So I was doing a little research about differences (if any) between the sandboxing models for Windows 8/8.1 applications and windows 10 applications when I stumbled across something rather interesting: when Oracle shipped Java package 8 update 51 a few months they added a new feature that seems to have flown way under the radar:
New Features and Changes
Operating system's restricted environment (Native Sandbox)
JDK 8u51 introduced the following changes to Native Sandbox:
Native sandbox is available on Windows platform only.
Native sandbox can be enabled or disabled through Java Control Panel->Advanced settings->Enable the operating system's restricted environment (native sandbox) or by setting deployment.security.use.native.sandbox property to true in deployment.properties file.
Native sandbox is disabled by default.
When native sandbox is enabled, the sandbox applets or web-start applications will run in a restricted environment, that is provided by the operating system. This will not affect the all-permission applications and they will continue to run as before.
The link is here. It contains a little more (very little more) information. And trying to find documentation or discussion elsewhere has turned up ... well, basically nothing. Nothing. Were it not for that bit of text in the release notes above and the existence of the new option in the UI there would be no reason to think that a new capability had been released. Strange.

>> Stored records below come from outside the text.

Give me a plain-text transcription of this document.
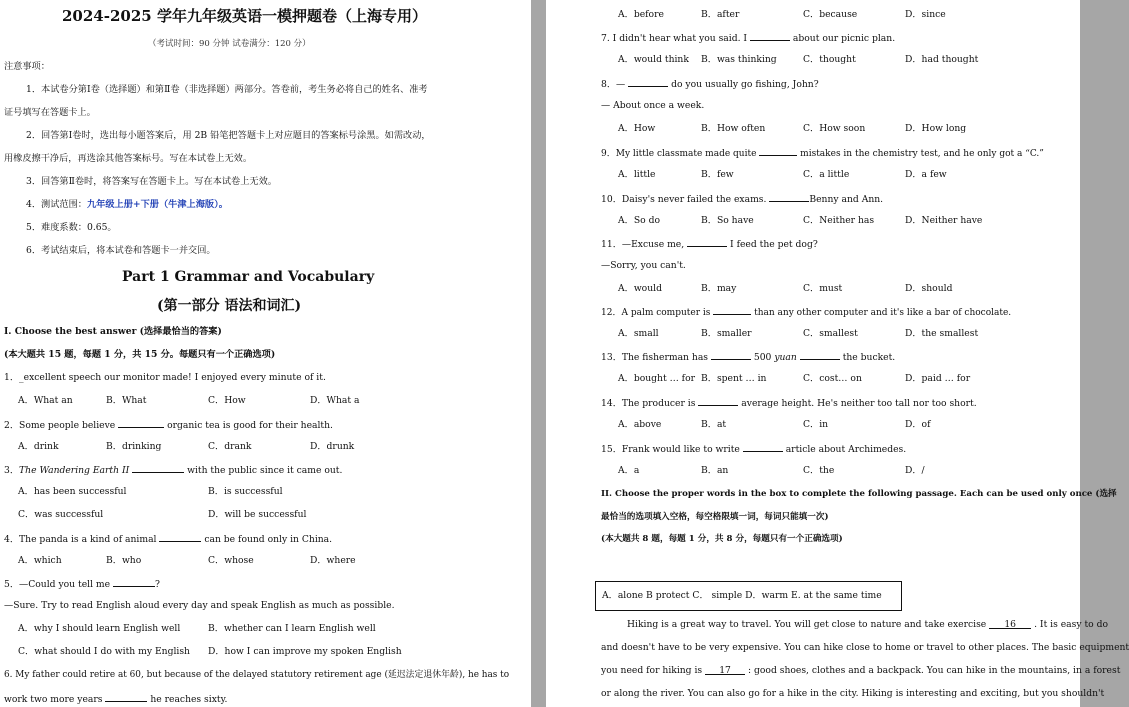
2024-2025 学年九年级英语一模押题卷（上海专用）
（考试时间：90 分钟 试卷满分：120 分）
注意事项：
1．本试卷分第Ⅰ卷（选择题）和第Ⅱ卷（非选择题）两部分。答卷前，考生务必将自己的姓名、准考
证号填写在答题卡上。
2．回答第Ⅰ卷时，选出每小题答案后，用 2B 铅笔把答题卡上对应题目的答案标号涂黑。如需改动，
用橡皮擦干净后，再选涂其他答案标号。写在本试卷上无效。
3．回答第Ⅱ卷时，将答案写在答题卡上。写在本试卷上无效。
4．测试范围：九年级上册+下册（牛津上海版）。
5．难度系数：0.65。
6．考试结束后，将本试卷和答题卡一并交回。
Part 1 Grammar and Vocabulary
(第一部分 语法和词汇)
I. Choose the best answer (选择最恰当的答案)
(本大题共 15 题，每题 1 分，共 15 分。每题只有一个正确选项)
1．_excellent speech our monitor made! I enjoyed every minute of it.
A．What an	B．What	C．How	D．What a
2．Some people believe	organic tea is good for their health.
A．drink	B．drinking	C．drank	D．drunk
3．The Wandering Earth II	with the public since it came out.
A．has been successful	B．is successful
C．was successful	D．will be successful
4．The panda is a kind of animal	can be found only in China.
A．which	B．who	C．whose	D．where
5．—Could you tell me	?
—Sure. Try to read English aloud every day and speak English as much as possible.
A．why I should learn English well	B．whether can I learn English well
C．what should I do with my English D．how I can improve my spoken English
6. My father could retire at 60, but because of the delayed statutory retirement age (延迟法定退休年龄), he has to
work two more years	he reaches sixty.
A．before	B．after	C．because	D．since
7. I didn't hear what you said. I	about our picnic plan.
A．would think B．was thinking	C．thought	D．had thought
8．—	do you usually go fishing, John?
— About once a week.
A．How	B．How often	C．How soon	D．How long
9．My little classmate made quite	mistakes in the chemistry test, and he only got a “C.”
A．little	B．few	C．a little	D．a few
10．Daisy's never failed the exams.	Benny and Ann.
A．So do	B．So have	C．Neither has	D．Neither have
11．—Excuse me,	I feed the pet dog?
—Sorry, you can't.
A．would	B．may	C．must	D．should
12．A palm computer is	than any other computer and it's like a bar of chocolate.
A．small	B．smaller	C．smallest	D．the smallest
13．The fisherman has	500 yuan	the bucket.
A．bought … for B．spent … in	C．cost… on	D．paid … for
14．The producer is	average height. He's neither too tall nor too short.
A．above	B．at	C．in	D．of
15．Frank would like to write	article about Archimedes.
A．a	B．an	C．the	D．/
II. Choose the proper words in the box to complete the following passage. Each can be used only once (选择
最恰当的选项填入空格，每空格限填一词，每词只能填一次)
(本大题共 8 题，每题 1 分，共 8 分，每题只有一个正确选项)
A．alone B protect C． simple D．warm E. at the same time
Hiking is a great way to travel. You will get close to nature and take exercise 16 . It is easy to do
and doesn't have to be very expensive. You can hike close to home or travel to other places. The basic equipment
you need for hiking is 17 : good shoes, clothes and a backpack. You can hike in the mountains, in a forest
or along the river. You can also go for a hike in the city. Hiking is interesting and exciting, but you shouldn't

Anyway, setting aside why there's an amazing lack of information out there about this "Native Sandbox" feature, does anybody actually have any further idea of what it is, and what it does? Does it move the Java VM and libraries into the sorta-semi-sandbox "Protected Mode" privilege area that IE uses? Does in take advantage of the Windows 8/8.1 and/or Windows 10 app models to put Java VM and accompanying stuff into a new Windows application sandbox. (I know Microsoft has said that in 2016 it's going to ship a capability to put traditional desktop programs into sandboxes and distribute them through the Windows 10 store, so maybe putting Java player into a Windows 10 sandbox might not be out of the question.) Something else completely? In either case, the VM would still be there, running within the extra sandbox? I'm kinda baffled.

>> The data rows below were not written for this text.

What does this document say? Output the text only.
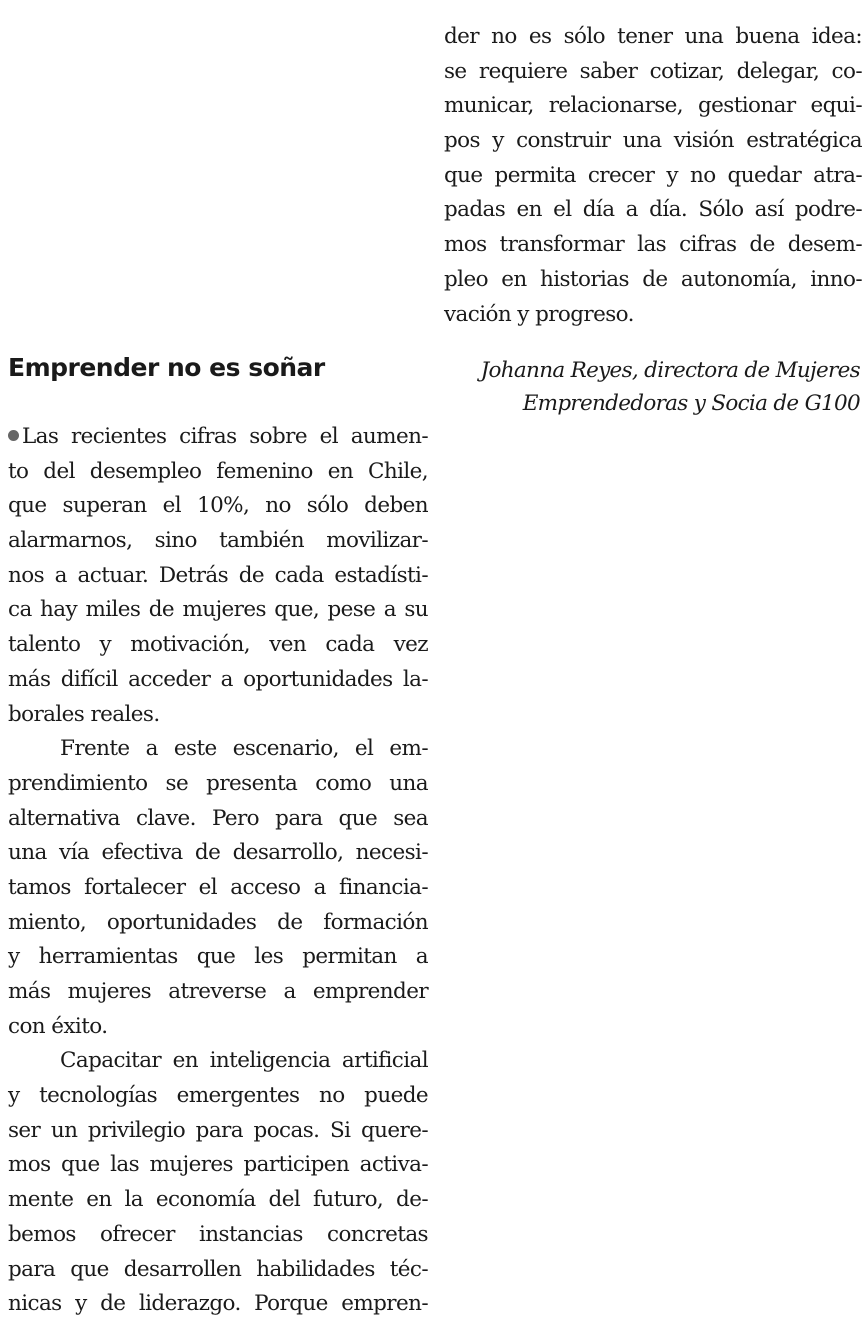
der no es sólo tener una buena idea:
se requiere saber cotizar, delegar, co-
municar, relacionarse, gestionar equi-
pos y construir una visión estratégica
que permita crecer y no quedar atra-
padas en el día a día. Sólo así podre-
mos transformar las cifras de desem-
pleo en historias de autonomía, inno-
vación y progreso.
Johanna Reyes, directora de Mujeres
Emprendedoras y Socia de G100
Emprender no es soñar
Las recientes cifras sobre el aumen-
to del desempleo femenino en Chile,
que superan el 10%, no sólo deben
alarmarnos, sino también movilizar-
nos a actuar. Detrás de cada estadísti-
ca hay miles de mujeres que, pese a su
talento y motivación, ven cada vez
más difícil acceder a oportunidades la-
borales reales.
Frente a este escenario, el em-
prendimiento se presenta como una
alternativa clave. Pero para que sea
una vía efectiva de desarrollo, necesi-
tamos fortalecer el acceso a financia-
miento, oportunidades de formación
y herramientas que les permitan a
más mujeres atreverse a emprender
con éxito.
Capacitar en inteligencia artificial
y tecnologías emergentes no puede
ser un privilegio para pocas. Si quere-
mos que las mujeres participen activa-
mente en la economía del futuro, de-
bemos ofrecer instancias concretas
para que desarrollen habilidades téc-
nicas y de liderazgo. Porque empren-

And why hasn't Oracle said anything about this, except (apparently) on the one single page? The feature is obviously in the product. Why is it disabled by default? Is it supposed to be in testing, somehow? Anybody?
EDIT:
Doing a slightly-different Google search turned up, ironically, a very similar question already asked on Stack Exchange by someone else but unanswered. Apologies if duplicated that question...but, does anybody know anything more about this?